パリで開催中の若手を集めたショールーム「デザイナーズ アパートメント」で、ひと際目を引いたブランドがあります。パリをベースに活動する松重健太さん(29歳)によるブランド「ケンタ マツシゲ(KENTA MATSUSHIGE)」です。2015-16年秋冬にデビューし、今回が4シーズン目。主張するデザインではないけれど、ユニークなディテールを加えることで強さが宿るコレクションを見せていました。
「フランスで学んだ立体裁断を生かしながら、着物の落ち感をインスピレーション源にデザインしている」と松重さん。袖を通すと、重心が少し後ろにあったり、布の落ち感が面白いデザインだったりと、着物を着た時のたるみと緊張感を感じることができます。今シーズンはアイテムのバリエーションが増え、初のニットウエアも並びました。リブがランダムに配されたニットは、ポコポコとした質感が特徴です。
卸価格は、ヨーロッパ生産のウールのボンディングコートが440〜550ユーロ(約5万1920〜6万4900円)、日本生産のトレンチコートが355ユーロ(約4万1890円)、日本生産のジャンパーが280ユーロ(約3万3040円)、日本生産のジャージー×ウールのドレスが285ユーロ(約3万3630円)、日本生産のキモノスリーブのドレス180ユーロ(約2万2140円)、ヨーロッパ生産のシャツが95ユーロ(約1万1210円)、中国製のニット85〜100ユーロ(約1万30〜1万1800円)など。生産拠点はさまざまだそうです。「どこどこ製にこだわるのではなく、アイテムにふさわしい場所で生産できたら」と松重さん。
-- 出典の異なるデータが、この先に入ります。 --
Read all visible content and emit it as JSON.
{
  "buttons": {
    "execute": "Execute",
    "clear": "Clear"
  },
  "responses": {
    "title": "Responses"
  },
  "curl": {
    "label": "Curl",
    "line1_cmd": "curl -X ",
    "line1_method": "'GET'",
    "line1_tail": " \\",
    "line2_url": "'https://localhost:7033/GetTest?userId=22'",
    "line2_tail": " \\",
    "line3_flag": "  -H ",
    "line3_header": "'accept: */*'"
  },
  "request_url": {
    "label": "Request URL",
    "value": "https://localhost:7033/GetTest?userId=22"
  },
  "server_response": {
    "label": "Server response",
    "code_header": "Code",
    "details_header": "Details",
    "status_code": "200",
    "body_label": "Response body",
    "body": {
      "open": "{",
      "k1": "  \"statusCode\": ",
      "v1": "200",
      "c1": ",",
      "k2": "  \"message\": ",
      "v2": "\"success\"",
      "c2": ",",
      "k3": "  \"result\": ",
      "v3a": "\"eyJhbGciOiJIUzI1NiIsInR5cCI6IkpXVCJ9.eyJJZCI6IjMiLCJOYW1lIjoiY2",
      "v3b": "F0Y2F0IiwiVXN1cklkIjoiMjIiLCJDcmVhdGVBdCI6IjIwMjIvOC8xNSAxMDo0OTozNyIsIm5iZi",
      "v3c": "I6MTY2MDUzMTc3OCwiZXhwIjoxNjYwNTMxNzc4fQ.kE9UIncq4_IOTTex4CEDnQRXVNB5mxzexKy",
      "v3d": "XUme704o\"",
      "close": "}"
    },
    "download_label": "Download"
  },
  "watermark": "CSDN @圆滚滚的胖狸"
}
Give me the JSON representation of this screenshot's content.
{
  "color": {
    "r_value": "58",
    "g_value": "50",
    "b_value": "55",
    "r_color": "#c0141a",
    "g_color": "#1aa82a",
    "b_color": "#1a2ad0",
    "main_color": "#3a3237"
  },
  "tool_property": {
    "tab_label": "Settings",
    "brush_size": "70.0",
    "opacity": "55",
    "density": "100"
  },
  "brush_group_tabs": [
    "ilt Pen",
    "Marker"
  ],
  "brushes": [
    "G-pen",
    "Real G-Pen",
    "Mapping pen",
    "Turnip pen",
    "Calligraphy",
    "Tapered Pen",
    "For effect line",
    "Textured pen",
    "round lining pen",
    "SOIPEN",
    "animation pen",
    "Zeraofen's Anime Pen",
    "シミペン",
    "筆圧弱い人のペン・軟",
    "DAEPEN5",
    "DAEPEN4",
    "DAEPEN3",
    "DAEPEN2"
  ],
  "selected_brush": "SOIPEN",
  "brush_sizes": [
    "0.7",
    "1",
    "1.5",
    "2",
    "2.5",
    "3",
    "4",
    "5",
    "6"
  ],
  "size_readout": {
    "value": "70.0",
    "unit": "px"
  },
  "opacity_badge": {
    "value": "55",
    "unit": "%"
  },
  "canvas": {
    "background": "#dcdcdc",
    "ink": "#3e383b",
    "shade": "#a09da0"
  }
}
「建築もインスピレーション源の一つ。例えば、直島の安藤忠雄による建築は、地形を生かし、自然を引き立たせている。そういった控えめで穏やかでも強さのあるモノ作りに惹かれる。そんな服を提案したい」そうです。この話を聞いて合点がいきました。
ファストファッションが溢れ、飽きられないように“SEE NOW, BUY NOW”の手法が登場した中で、今シーズンのパリコレを取材していて改めて感じたのは、半年前のものが古く感じる洋服ももちろんあっていいけど、着る人の個性を引き立たせてくれるしなやかさのあるモノは強いなと強く感じたからです。きっかけは「ドリス ヴァン ノッテン(DRIES VAN NOTEN)」のショーでした。そして、もう一つのキーワードはドラマチック。こちらについては近々紹介しようと思います。